Yorkshire Water yesterday doubled its efforts to bring water to the region's drought-hit cities by road. But the company also said recent rainfall meant there would now be no need for on-off rota cuts for some 600,000 people until January at the earliest.

Up to 600 road tankers will move millions of gallons a day, an operation unprecedented for a British water company. New slip roads, lorry parks and gantries carrying hoses have had to be installed.

''We're not out of the woods,'' said a spokesman. ''If people think we're crying wolf, they should come and look at the reservoirs.''

The emptiest of these are now 13 per cent full, slightly up on a week ago. But normally at this time of year they would be 80 per cent full, or 33 per cent in a bad year.

For the past 10 weeks a growing number of tankers have been taking water from Loftsome Bridge water treatment works, near Selby, more than 40 miles to Halifax and Huddersfield, the worst affected areas.

Yesterday two new tankering operations began. One will be bringing up to 25,000 tons of water a day from Long Newton reservoir, on Teesside, to reservoirs serving Leeds, using up to 300 tankers.

They will work 24 hours a day, making several of the 130-mile round trips. Much of the water they are bringing comes ultimately from Kielder Water, in Northumberland, the largest man-made reservoir in Europe, having first moved by pipeline, then the river Tees, then another pipeline to the reservoir.

The other operation is bringing water from the mains of York to Leeds, using 50 tankers. All the tankers have to be steam cleaned before they can carry water, and the total operation is costing the company about pounds 3m a week.

Yorkshire Water has brought in one of Britain's largest road freight firms, Exel Logistics, to run the entire operation from next Monday. But the owners of some small haulage firms whose tankers and drivers have been sub-contracted are warning that their pay and conditions will deteriorate sharply under the new regime.

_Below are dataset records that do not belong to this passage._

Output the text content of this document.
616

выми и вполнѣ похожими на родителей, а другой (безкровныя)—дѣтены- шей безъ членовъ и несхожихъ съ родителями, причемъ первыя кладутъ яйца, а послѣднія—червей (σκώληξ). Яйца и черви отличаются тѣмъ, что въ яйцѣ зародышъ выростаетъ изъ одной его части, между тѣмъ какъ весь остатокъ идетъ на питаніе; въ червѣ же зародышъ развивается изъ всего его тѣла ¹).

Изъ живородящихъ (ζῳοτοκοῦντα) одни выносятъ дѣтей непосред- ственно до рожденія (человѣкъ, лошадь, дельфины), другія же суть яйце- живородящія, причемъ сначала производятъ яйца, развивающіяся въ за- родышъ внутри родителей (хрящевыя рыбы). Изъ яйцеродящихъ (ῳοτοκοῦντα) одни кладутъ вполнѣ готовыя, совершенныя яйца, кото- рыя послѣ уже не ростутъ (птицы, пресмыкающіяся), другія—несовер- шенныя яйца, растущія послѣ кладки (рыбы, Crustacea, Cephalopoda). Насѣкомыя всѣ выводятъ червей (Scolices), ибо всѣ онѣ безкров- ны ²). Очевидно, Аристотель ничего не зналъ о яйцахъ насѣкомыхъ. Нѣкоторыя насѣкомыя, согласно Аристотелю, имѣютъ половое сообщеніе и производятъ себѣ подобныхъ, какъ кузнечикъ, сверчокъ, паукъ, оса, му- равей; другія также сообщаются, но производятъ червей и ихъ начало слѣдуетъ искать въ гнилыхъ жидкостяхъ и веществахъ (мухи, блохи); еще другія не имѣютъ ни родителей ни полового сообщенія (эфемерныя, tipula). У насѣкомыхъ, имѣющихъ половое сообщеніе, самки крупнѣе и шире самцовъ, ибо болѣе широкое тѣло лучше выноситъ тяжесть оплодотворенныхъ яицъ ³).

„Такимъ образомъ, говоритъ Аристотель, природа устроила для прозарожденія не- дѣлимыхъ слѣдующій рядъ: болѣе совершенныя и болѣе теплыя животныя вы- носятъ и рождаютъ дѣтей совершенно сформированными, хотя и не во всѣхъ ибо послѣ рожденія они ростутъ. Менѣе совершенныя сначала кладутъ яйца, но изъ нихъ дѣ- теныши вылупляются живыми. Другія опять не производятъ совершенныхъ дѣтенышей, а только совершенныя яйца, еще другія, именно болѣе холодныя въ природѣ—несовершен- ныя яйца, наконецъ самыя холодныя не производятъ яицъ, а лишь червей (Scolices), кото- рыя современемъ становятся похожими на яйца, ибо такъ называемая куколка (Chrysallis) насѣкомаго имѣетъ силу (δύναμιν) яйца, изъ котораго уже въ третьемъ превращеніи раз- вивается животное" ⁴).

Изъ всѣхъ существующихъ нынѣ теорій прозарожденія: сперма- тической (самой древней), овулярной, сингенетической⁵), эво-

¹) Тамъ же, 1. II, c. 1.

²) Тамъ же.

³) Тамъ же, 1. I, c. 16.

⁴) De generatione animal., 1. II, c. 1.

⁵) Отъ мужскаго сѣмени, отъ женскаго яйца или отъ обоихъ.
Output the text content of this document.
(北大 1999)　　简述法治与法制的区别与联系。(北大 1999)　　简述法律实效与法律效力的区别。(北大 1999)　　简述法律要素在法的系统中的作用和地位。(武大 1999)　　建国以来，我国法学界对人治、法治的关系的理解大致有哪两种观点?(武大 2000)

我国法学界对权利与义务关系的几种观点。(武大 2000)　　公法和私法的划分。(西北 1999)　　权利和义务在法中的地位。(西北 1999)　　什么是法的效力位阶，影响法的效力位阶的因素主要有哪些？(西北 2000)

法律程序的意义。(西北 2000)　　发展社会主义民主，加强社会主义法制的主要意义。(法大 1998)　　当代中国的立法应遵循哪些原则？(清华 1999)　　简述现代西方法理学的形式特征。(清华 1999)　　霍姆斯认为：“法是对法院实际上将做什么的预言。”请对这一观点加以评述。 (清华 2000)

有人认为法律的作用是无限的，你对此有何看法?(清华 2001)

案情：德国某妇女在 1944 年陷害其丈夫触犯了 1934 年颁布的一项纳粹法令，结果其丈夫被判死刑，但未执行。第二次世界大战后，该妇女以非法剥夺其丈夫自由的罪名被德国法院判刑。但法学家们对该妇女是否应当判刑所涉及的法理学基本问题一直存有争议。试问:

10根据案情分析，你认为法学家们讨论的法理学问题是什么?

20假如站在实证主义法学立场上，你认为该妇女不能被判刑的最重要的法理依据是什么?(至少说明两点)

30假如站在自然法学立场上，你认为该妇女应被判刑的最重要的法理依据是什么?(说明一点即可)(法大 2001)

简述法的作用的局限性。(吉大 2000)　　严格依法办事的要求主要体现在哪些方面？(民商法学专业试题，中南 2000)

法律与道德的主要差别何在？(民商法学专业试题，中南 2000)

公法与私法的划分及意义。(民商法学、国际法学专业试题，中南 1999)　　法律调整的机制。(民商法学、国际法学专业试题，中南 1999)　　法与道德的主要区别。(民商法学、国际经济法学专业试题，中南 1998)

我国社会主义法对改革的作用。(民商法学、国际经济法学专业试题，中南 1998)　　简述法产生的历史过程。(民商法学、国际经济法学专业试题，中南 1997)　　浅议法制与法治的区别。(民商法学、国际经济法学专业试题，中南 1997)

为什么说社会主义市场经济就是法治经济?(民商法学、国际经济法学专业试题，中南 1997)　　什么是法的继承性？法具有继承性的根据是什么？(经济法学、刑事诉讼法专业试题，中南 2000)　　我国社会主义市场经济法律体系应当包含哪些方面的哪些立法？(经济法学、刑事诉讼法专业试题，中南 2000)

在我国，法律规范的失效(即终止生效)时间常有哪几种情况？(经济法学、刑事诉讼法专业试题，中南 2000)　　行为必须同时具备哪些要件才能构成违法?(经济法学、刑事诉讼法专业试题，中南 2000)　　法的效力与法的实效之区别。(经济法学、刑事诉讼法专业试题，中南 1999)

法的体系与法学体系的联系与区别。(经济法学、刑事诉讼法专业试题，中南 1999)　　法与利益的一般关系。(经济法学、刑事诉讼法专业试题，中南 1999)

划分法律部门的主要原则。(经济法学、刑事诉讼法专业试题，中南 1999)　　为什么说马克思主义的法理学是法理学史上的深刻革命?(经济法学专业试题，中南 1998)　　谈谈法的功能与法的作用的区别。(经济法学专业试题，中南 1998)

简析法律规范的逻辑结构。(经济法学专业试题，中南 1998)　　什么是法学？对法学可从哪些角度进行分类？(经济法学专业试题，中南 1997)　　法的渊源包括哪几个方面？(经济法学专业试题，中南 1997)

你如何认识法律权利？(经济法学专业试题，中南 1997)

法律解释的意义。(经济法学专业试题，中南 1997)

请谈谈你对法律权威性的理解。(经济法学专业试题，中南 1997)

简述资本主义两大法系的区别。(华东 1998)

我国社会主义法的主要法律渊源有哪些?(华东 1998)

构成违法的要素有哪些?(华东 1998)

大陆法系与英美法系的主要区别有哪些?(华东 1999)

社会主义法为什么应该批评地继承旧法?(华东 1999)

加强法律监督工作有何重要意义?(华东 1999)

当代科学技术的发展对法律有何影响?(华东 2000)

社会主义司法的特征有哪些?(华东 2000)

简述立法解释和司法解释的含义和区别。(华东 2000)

''If this new system goes ahead it means I and many others drivers will pack up,'' said one company owner, who has hired 10 tankers and taken on drivers who were on the dole. He claimed the vehicles would have to be driven dangerously fast if they were to make any money from their contracts. Yorkshire Water said talks between sub-contractors and Exel Logistics were continuing and it would not compromise on road safety.

Last week the Government held a public inquiry into Yorkshire Water's request for an emergency drought order which would allow it to cut off households for 24 hours at a time.

The inquiry inspector's report will be with the Department of the Environment in the next few days. But John Gummer, Secretary of State for the Environment, will not have to make a decision on whether to allow the cut offs until the time comes when Yorkshire Water says it needs to implement them.